Doxorubicin HCI liposome injection is indicated for the treatment of metastatic ovarian cancer that is refractory to both paclitaxel- and platinum-based chemotherapy regimens, and for AIDS-related Kaposi's sarcoma that has progressed on prior combination chemotherapy. It may also be used in the treatment of Kaposi's sarcoma in patients intolerant of combination chemotherapy.

Methylphenidate (Concerta) May Suppress Growth, Exacerbate Cardiovascular Conditions

On Oct. 21, the FDA approved revisions to the safety labeling for methylphenidate HCl extended-release tablets (Concerta, made by Alza Corp.), warning of the potential risks of long-term growth suppression in children receiving the drug. Methylphenidate therapy may also exacerbate underlying cardiovascular conditions.

Inadequate data exist to determine whether chronic use of stimulants in children causes growth suppression. The FDA recommends careful monitoring of growth and weight gain in pediatric patients receiving methylphenidate. Therapy should be interrupted in those not achieving growth and weight gains as expected.

The FDA advises caution in administering methylphenidate to patients with underlying medical conditions that may be compromised by increases in blood pressure or heart rate, such as preexisting hypertension, heart failure, recent myocardial infarction, or hyperthyroidism.

Blood pressure should be monitored at appropriate intervals in all patients receiving methylphenidate and especially in those with hypertension.

Methylphenidate is indicated in the treatment of attention deficit hyperactivity disorder.

Enfuvirtide (Fuzeon) Injection May Cause Local and Systemic Reactions

On Oct. 15, the FDA approved revisions to the safety labeling for enfuvirtide injection (Fuzeon, made by Hoffman-La Roche, Inc.), warning of the risks of local injection site and systemic hypersensitivity reactions associated with its use.

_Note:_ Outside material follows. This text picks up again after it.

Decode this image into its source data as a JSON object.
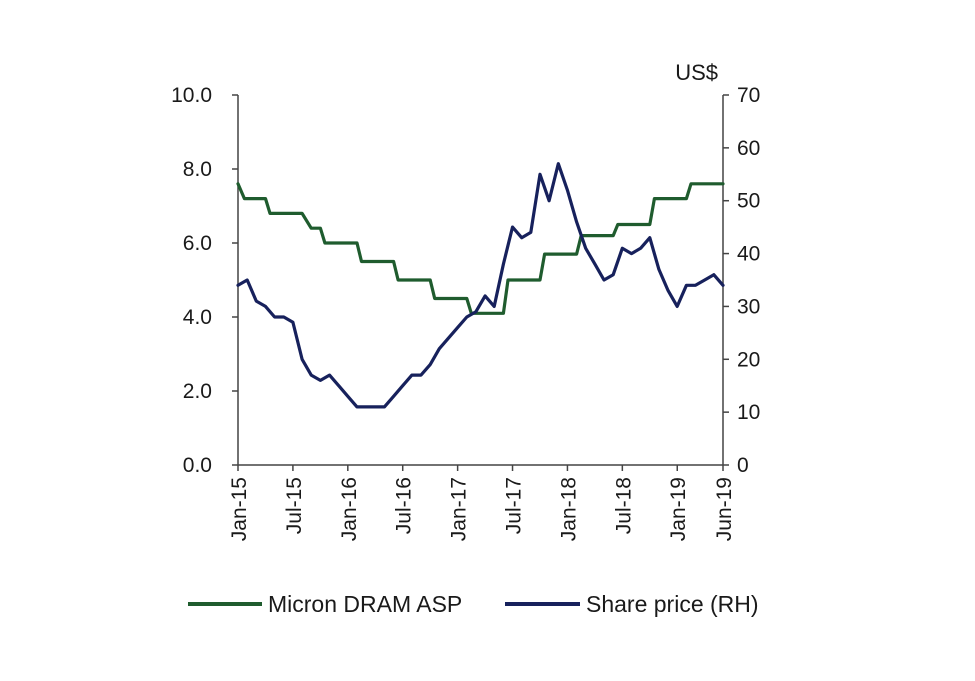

In phase 3 clinical trials, 98% of patients receiving enfuvirtide experienced at least one local injection site reaction (ISR). ISRs were often present at more than one injection site and occurred throughout the 48-week treatment with an average duration of three to seven days in 41% of patients, and more than seven days in 24% of patients. Symptoms included pain and discomfort, induration, erythema, nodules and cysts, pruritus, and ecchymosis.

The FDA advises that patients be familiar with injection procedures and monitor carefully for signs or symptoms of cellulitis or local infection.

Enfuvirtide use has also been associated with systemic hypersensitivity reactions (< 1%) that may recur with rechallenge. Symptoms include combinations of rash, fever, nausea and vomiting, chills, rigors, hypotension, and/or elevated serum liver transaminase levels.

Enfuvirtide should be discontinued and not resumed in patients exhibiting systemic signs and symptoms of a hypersensitivity reaction.

Enfuvirtide in combination with other antiretroviral agents is indicated for the treatment of HIV-1 infection in treatment-experienced patients with evidence of HIV-1 replication despite ongoing antiretroviral therapy.